Re: [PATCH v3 0/4] Speed up unpack_trees()

Junio C Hamano <gitster@xxxxxxxxx> · Wed, 08 Aug 2018 10:46:38 -0700

Duy Nguyen <pclouds@xxxxxxxxx> writes:

> On Mon, Aug 6, 2018 at 5:48 PM Junio C Hamano <gitster@xxxxxxxxx> wrote:
>> > I've also checked about the lookahead thing in unpack_trees() to see
>> > if we accidentally break something there, which is my biggest worry.
>> > See [1] and [2] for context, but I believe since we can't have D/F
>> > conflicts, the situation where lookahead is needed will not occur. So
>> > we should be safe.

I think you would want the same "switch cache-bottom before
descending into a subdirectory, and then restore cache-bottom after
traversal comes back" dance that is done for the normal tree
traversal case to happen.

	bottom = switch_cache_bottom(&newinfo);
	ret = traverse_trees(n, t, &newinfo);
	restore_cache_bottom(&newinfo, bottom);

During your walk of the index and the trees that are known to be in
sync, there is little reason to worry about the cache_bottom, which
is advanced by calling mark_ce_used() in traverse_by_cache_tree().
Where it matters is what happens after the traversal comes back out
of the subtree.  find_cache_pos() uses the bottom pointer so that it
does not have to go back to far to find an index entry that has not
been used to match with the entries from the trees (which are not
sorted exactly the same way as the index, unfortunately), so
forgetting to advance the bottom pointer while correctly marking a
ce as "used" is OK (i.e. hurts performance but not correctness), but
advancing the bottom pointer too much and leaving entries that are
not used behind is *not* OK.  And lack of restoring the bottom in
the new codepath makes me suspect exactly such a bug _after_ the
traversal exits the subtree we are using this new optimization in
and moves on.

Imagine we are iterating over the top-level of the trees, and found
a subtree in them.  There may be some index entries before the first
path in this subtree that are not yet marked as "used", the earliest
of which is pointed at by the cache_bottom pointer.

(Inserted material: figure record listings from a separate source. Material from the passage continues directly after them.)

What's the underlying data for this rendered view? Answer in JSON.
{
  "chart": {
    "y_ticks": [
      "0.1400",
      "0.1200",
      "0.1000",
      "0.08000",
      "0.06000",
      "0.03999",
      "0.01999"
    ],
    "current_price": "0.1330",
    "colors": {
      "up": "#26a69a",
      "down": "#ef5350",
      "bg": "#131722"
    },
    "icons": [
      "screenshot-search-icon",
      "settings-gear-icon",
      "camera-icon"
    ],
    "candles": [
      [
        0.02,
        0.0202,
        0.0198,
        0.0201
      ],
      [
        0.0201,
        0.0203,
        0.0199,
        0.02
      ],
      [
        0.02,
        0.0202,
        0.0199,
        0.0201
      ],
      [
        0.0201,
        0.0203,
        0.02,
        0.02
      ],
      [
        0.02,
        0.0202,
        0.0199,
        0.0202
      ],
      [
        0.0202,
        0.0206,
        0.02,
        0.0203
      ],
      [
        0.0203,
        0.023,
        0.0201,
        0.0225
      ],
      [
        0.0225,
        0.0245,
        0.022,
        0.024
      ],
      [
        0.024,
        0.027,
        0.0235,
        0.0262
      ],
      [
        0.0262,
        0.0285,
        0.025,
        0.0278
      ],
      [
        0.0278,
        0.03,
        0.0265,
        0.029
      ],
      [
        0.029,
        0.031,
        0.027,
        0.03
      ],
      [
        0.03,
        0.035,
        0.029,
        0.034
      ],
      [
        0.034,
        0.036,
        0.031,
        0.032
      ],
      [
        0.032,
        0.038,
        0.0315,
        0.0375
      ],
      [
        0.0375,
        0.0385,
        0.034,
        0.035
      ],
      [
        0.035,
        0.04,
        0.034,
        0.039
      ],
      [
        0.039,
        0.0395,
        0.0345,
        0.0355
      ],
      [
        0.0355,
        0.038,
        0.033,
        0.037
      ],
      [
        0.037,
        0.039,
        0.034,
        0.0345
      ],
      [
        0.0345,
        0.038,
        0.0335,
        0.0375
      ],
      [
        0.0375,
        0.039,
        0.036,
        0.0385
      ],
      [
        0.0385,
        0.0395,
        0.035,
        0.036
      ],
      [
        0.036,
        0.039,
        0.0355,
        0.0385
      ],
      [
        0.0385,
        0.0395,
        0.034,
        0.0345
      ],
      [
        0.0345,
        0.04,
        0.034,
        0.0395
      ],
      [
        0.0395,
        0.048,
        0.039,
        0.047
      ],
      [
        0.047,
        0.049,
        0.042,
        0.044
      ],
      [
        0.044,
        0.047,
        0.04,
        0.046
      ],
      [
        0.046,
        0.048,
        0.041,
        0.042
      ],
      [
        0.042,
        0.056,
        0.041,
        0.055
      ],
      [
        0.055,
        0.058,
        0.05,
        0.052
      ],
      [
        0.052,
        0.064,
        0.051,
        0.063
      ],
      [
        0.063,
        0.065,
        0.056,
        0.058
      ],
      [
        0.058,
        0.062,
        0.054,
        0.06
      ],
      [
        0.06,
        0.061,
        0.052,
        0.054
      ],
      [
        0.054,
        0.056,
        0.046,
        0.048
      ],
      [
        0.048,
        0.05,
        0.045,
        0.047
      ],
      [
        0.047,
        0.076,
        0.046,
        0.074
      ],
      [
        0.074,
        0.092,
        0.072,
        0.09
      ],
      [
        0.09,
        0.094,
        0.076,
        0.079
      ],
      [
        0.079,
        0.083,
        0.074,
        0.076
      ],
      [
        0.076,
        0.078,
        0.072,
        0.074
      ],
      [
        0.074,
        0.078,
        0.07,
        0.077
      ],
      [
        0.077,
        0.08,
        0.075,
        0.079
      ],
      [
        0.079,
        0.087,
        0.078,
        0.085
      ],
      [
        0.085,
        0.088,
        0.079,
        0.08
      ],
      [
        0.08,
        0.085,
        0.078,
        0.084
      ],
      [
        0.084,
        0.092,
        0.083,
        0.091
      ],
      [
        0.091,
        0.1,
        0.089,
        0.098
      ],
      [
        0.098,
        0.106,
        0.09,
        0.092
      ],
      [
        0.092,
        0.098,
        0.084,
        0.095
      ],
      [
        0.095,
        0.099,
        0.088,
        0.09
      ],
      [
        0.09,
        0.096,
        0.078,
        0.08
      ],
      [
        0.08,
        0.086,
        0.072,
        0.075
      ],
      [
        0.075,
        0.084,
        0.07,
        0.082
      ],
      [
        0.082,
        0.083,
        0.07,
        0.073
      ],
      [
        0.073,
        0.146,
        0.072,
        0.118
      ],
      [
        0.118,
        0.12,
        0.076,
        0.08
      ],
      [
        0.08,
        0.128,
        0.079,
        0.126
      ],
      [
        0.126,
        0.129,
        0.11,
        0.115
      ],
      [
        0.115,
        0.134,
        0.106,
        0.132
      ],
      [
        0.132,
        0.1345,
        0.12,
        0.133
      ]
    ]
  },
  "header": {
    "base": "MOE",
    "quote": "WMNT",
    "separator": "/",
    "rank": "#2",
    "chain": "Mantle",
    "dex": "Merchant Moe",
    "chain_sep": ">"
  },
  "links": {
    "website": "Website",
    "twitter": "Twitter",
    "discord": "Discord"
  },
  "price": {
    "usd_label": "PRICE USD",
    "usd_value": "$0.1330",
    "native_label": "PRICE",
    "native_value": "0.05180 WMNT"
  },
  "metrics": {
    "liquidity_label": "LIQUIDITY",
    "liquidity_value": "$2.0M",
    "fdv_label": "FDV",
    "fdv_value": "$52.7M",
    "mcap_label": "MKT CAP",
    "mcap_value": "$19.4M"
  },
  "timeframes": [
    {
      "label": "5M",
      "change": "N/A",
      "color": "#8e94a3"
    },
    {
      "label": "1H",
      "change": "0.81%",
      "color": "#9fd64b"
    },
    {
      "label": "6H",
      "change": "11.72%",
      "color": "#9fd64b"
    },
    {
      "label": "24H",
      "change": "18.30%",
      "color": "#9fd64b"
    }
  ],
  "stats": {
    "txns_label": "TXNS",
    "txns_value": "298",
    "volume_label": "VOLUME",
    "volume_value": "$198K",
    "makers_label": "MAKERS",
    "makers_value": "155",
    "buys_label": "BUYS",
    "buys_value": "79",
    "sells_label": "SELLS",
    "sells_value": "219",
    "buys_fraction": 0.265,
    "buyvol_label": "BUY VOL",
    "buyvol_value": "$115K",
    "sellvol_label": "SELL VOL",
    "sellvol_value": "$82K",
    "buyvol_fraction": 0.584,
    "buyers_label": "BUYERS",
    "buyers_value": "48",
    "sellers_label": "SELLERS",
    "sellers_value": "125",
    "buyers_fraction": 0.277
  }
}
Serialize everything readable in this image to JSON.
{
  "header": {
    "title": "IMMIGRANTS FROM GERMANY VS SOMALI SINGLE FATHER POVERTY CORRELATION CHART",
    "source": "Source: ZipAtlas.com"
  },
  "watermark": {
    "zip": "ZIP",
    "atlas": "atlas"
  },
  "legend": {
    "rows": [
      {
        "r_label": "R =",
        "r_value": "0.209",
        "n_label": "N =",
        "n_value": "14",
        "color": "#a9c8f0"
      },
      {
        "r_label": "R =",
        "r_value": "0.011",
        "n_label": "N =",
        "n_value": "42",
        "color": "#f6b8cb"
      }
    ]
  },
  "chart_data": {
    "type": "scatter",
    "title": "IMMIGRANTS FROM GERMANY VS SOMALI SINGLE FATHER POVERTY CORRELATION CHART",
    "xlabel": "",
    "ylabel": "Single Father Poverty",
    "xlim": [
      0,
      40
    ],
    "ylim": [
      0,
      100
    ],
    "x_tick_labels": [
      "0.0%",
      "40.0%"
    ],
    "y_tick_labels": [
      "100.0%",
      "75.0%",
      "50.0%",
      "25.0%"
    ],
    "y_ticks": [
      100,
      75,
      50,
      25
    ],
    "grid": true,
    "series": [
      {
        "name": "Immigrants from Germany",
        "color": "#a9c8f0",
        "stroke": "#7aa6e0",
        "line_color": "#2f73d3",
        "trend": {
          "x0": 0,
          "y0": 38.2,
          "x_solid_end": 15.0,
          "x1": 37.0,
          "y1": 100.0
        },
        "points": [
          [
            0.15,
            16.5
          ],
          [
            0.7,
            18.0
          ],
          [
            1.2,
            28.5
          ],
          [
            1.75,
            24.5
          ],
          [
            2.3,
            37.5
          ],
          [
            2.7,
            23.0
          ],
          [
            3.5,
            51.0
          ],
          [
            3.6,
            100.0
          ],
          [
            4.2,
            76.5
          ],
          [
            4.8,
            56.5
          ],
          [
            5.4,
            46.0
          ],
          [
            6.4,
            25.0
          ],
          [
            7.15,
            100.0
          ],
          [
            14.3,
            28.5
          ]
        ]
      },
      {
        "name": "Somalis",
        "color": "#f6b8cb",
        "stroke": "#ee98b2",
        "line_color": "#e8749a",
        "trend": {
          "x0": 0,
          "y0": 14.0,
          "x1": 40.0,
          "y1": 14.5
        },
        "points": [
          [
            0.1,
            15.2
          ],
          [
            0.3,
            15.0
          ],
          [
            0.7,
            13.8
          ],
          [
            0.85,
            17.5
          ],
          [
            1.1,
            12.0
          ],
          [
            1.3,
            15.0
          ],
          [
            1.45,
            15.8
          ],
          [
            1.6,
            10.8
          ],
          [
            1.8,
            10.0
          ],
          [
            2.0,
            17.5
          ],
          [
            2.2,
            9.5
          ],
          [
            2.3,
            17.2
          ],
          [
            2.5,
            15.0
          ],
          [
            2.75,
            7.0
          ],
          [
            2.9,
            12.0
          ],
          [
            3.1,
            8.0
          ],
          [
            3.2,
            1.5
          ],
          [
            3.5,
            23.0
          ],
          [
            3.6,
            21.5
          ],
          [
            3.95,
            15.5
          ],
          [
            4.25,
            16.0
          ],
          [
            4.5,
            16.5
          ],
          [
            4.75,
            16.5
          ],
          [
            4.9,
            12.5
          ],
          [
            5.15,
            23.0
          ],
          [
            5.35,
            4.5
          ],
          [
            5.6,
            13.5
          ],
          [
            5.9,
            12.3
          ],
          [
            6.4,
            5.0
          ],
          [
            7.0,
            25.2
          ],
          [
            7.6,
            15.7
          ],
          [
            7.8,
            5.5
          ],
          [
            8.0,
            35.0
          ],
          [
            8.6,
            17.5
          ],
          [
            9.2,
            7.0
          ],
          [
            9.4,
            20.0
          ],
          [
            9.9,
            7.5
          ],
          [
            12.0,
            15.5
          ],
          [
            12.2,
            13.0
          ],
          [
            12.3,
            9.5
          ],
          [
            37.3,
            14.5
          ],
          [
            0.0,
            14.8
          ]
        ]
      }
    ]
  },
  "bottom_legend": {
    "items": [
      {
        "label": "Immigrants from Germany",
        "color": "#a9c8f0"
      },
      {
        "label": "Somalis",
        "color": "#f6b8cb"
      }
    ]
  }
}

Before descending into the subtree (and start consuming the entry
with the first in this subtree from the index), we stash away the
current cache_bottom, and then start walking the subtree.  While we
are in that subtree, the cache_bottom starts from the first name in
the subtree and increments, as we _know_ the entry at the old
cache_bottom is outside this subtree and will not match any entry
form the subtree.  Then when the traversal returns, all index
entries within the "subtree/" path will be marked "used".  At that
point, when we continue to scan the top-level of the trees, we need
to restore the cache_bottom, so that we do not forget entries that
we knew we needed to scan eventually, if there was any.